Over the years, however, Godzilla changed dramatically, transforming first from menace to savior, and later to mascot and ultimately cinematic legend. Now, after an extremely unfortunate first attempt in 1998, director Gareth Edwards finally has brought a remake of the classic Japanese film to American shores. And while it certainly is a respectful film, one deeply aware of the history of its franchise, it’s not a particularly interesting one.

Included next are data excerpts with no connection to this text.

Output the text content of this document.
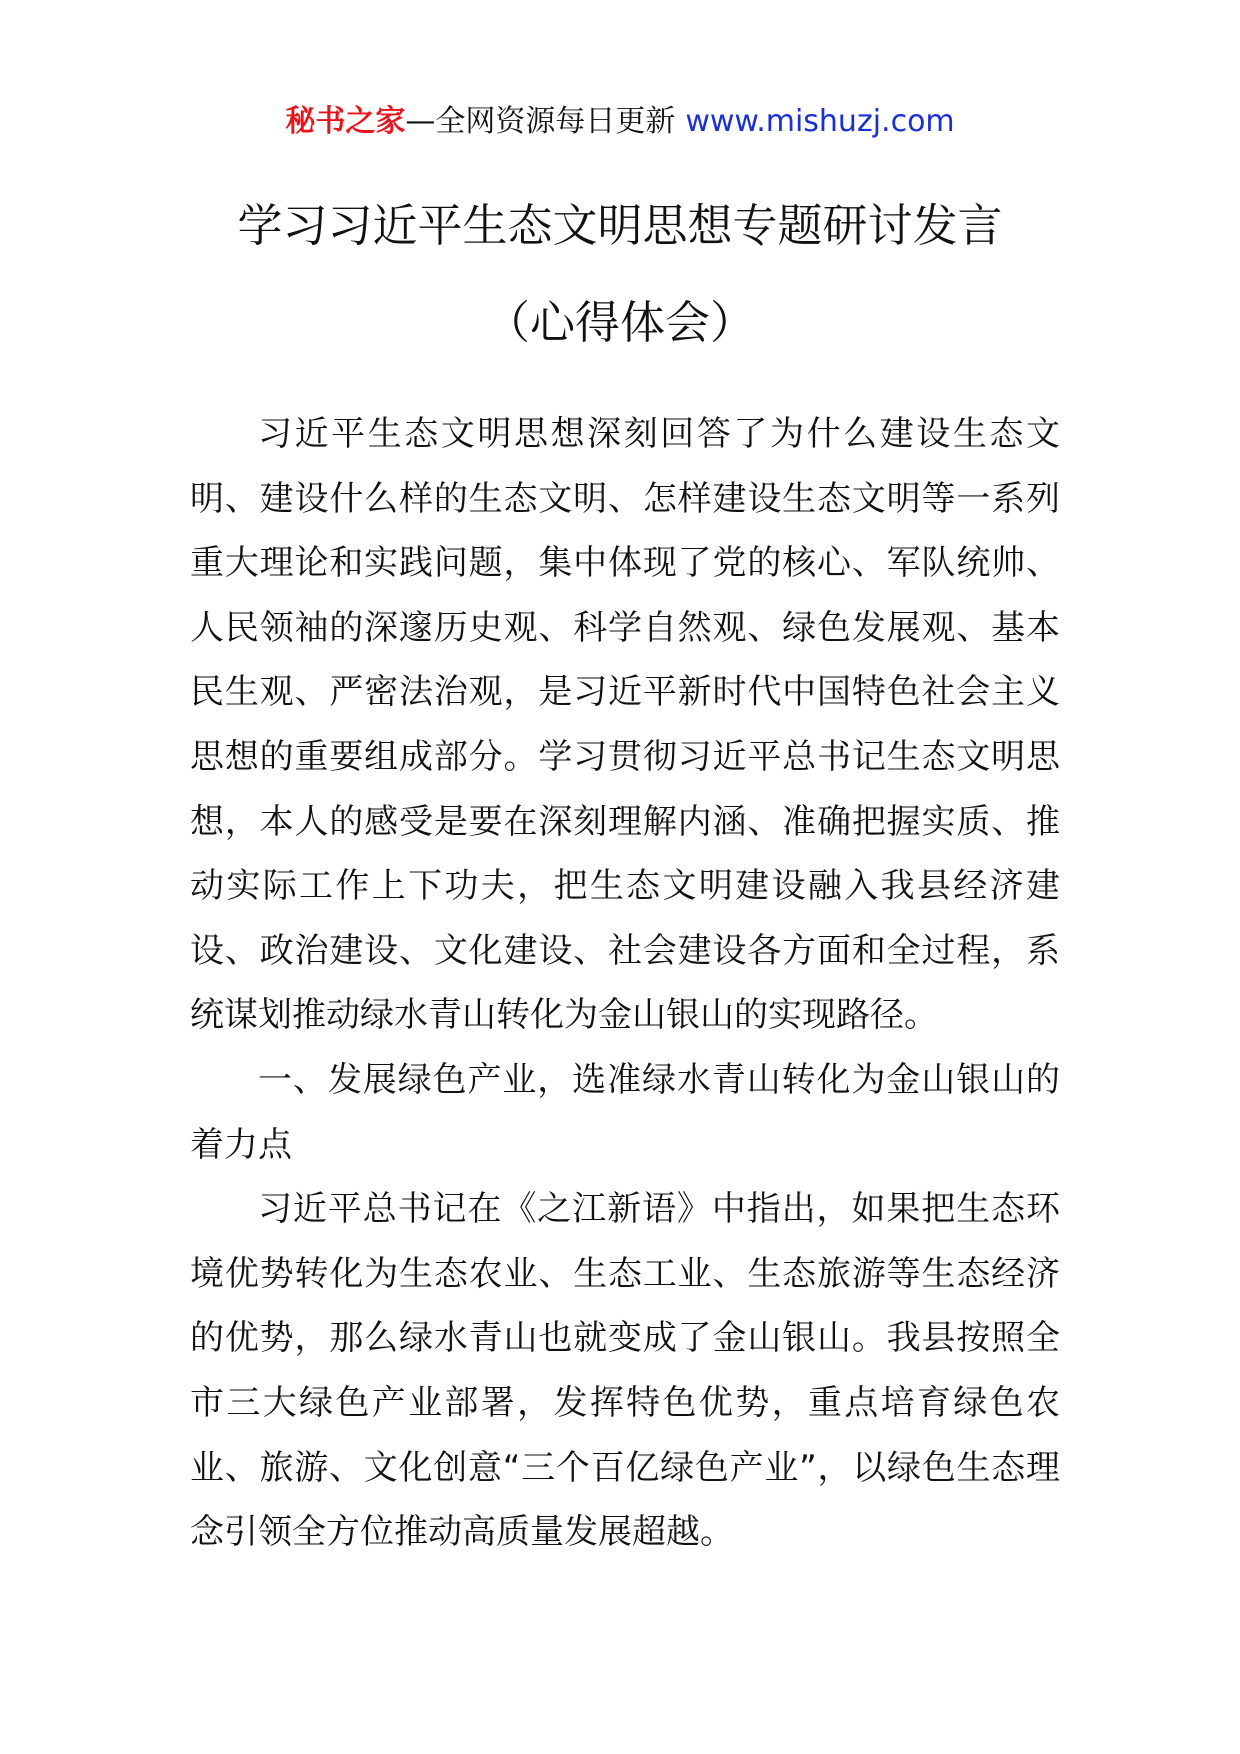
秘书之家—全网资源每日更新 www.mishuzj.com
学习习近平生态文明思想专题研讨发言
（心得体会）

习近平生态文明思想深刻回答了为什么建设生态文明、建设什么样的生态文明、怎样建设生态文明等一系列重大理论和实践问题，集中体现了党的核心、军队统帅、人民领袖的深邃历史观、科学自然观、绿色发展观、基本民生观、严密法治观，是习近平新时代中国特色社会主义思想的重要组成部分。学习贯彻习近平总书记生态文明思想，本人的感受是要在深刻理解内涵、准确把握实质、推动实际工作上下功夫，把生态文明建设融入我县经济建设、政治建设、文化建设、社会建设各方面和全过程，系统谋划推动绿水青山转化为金山银山的实现路径。

一、发展绿色产业，选准绿水青山转化为金山银山的着力点

习近平总书记在《之江新语》中指出，如果把生态环境优势转化为生态农业、生态工业、生态旅游等生态经济的优势，那么绿水青山也就变成了金山银山。我县按照全市三大绿色产业部署，发挥特色优势，重点培育绿色农业、旅游、文化创意“三个百亿绿色产业”，以绿色生态理念引领全方位推动高质量发展超越。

The highlight of the film, surprising nobody, is Breaking Bad star Bryan Cranston as Joe Brody, a scientist-turned-Godzilla-truther, along with the severely underutilized Juliette Binoche as his wife. If you’ve see the preview, you’ve heard Cranston’s grim, half-screamed warning, “It’s going to send us back to the Stone Age!” If only the rest of the film were so gripping. Alas, the focus quickly shifts from Joe to his son Ford (Aaron Taylor-Johnson), the far less interesting Ken Doll deemed a handsomer and more suitable companion for our journey.

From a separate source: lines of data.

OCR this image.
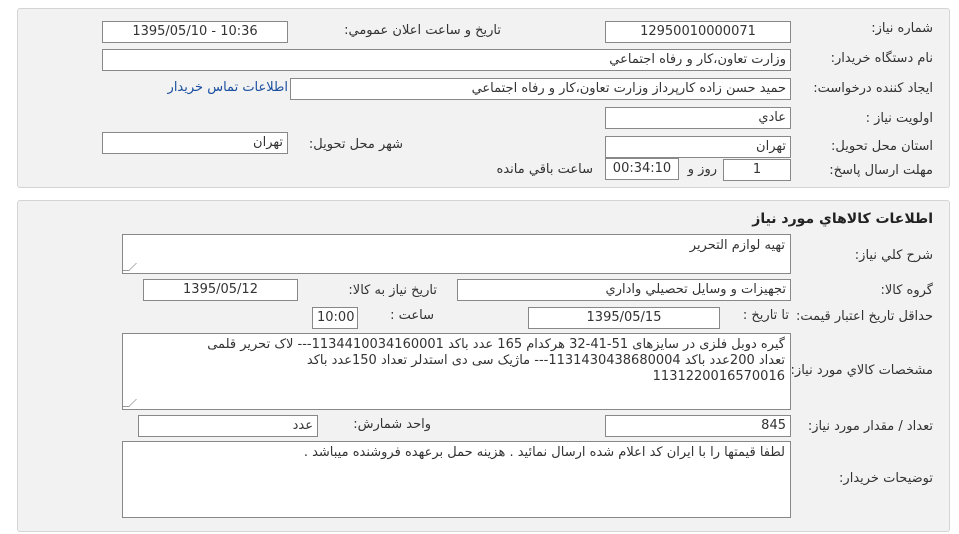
شماره نياز:
12950010000071
تاريخ و ساعت اعلان عمومي:
1395/05/10 - 10:36
نام دستگاه خريدار:
وزارت تعاون،کار و رفاه اجتماعي
ايجاد کننده درخواست:
حميد حسن زاده کارپرداز وزارت تعاون،کار و رفاه اجتماعي
اطلاعات تماس خريدار
اولويت نياز :
عادي
استان محل تحويل:
تهران
شهر محل تحويل:
تهران
مهلت ارسال پاسخ:
1
روز و
00:34:10
ساعت باقي مانده
اطلاعات کالاهاي مورد نياز
شرح کلي نياز:
تهيه لوازم التحرير
گروه کالا:
تجهيزات و وسايل تحصيلي واداري
تاريخ نياز به کالا:
1395/05/12
حداقل تاريخ اعتبار قيمت:
تا تاريخ :
1395/05/15
ساعت :
10:00
مشخصات کالاي مورد نياز:
گيره دوبل فلزی در سایزهای 51-41-32 هرکدام 165 عدد باکد 1134410034160001--- لاک تحریر قلمی
تعداد 200عدد باکد 1131430438680004--- ماژیک سی دی استدلر تعداد 150عدد باکد
1131220016570016
تعداد / مقدار مورد نياز:
845
واحد شمارش:
عدد
توضيحات خريدار:
لطفا قیمتها را با ایران کد اعلام شده ارسال نمائید . هزینه حمل برعهده فروشنده میباشد .
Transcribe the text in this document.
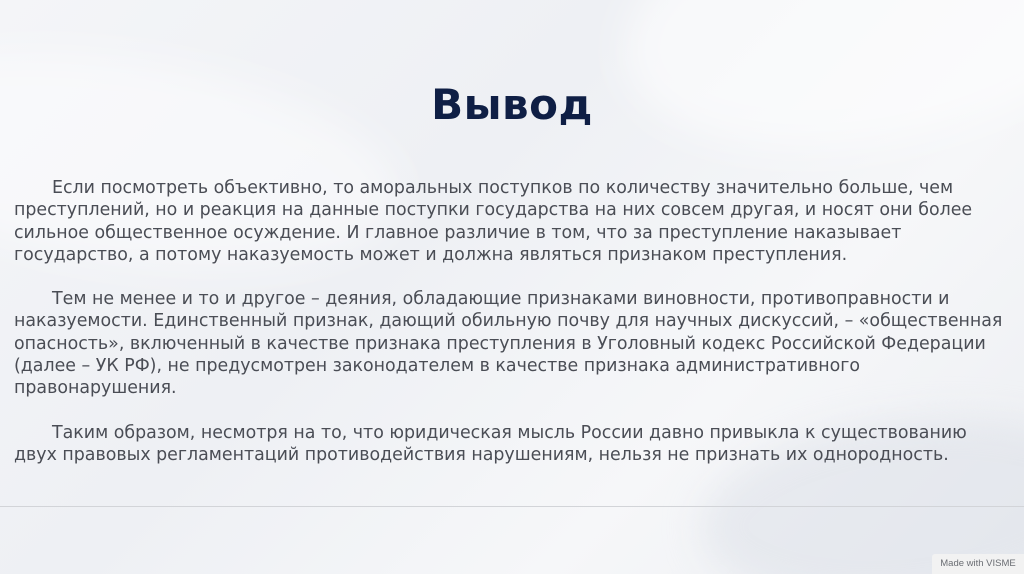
Вывод

Если посмотреть объективно, то аморальных поступков по количеству значительно больше, чем преступлений, но и реакция на данные поступки государства на них совсем другая, и носят они более сильное общественное осуждение. И главное различие в том, что за преступление наказывает государство, а потому наказуемость может и должна являться признаком преступления.

Тем не менее и то и другое – деяния, обладающие признаками виновности, противоправности и наказуемости. Единственный признак, дающий обильную почву для научных дискуссий, – «общественная опасность», включенный в качестве признака преступления в Уголовный кодекс Российской Федерации (далее – УК РФ), не предусмотрен законодателем в качестве признака административного правонарушения.

Таким образом, несмотря на то, что юридическая мысль России давно привыкла к существованию двух правовых регламентаций противодействия нарушениям, нельзя не признать их однородность.

Made with VISME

It’s a very American change as well; although the Japanese Godzilla films tended to be about the citizenry’s unified response to disaster, the U.S. version transposes the role of humanity into a far more singular and ubiquitously square-jawed savior: the great American hero, handsome Lt. Brody. Without spoiling too much of the story, he’s a Navy bomb specialist currently on leave, motivated to stop the monsters partly by sad events in his past. He also ends up trying to save his own endangered family (of course), which is made of Pretty Blonde Wife and Adorable Child, neither of whom are memorable enough for their names to matter. Although they ostensibly form the emotional core of the movie and Edwards spends a lot of time cutting away to them, they feel more like tropes than people, a familiar “motivation” spell invoked by yet another movie magician chanting the same words as countless people before him.


All of this might be forgivable if the movie delivered on the slam-bang monster battles everybody came to see. But despite some impressive CG that evokes a couple of genuinely pleasurable boo-ya moments, Godzilla too often feels determined to pull you away from interesting things in order to show you… less interesting things. At first, this seems like an attempt at coyness, the same sort of tactical modesty we saw in the previews where we glimpsed naught but an ankle or wrist of fair Godzilla.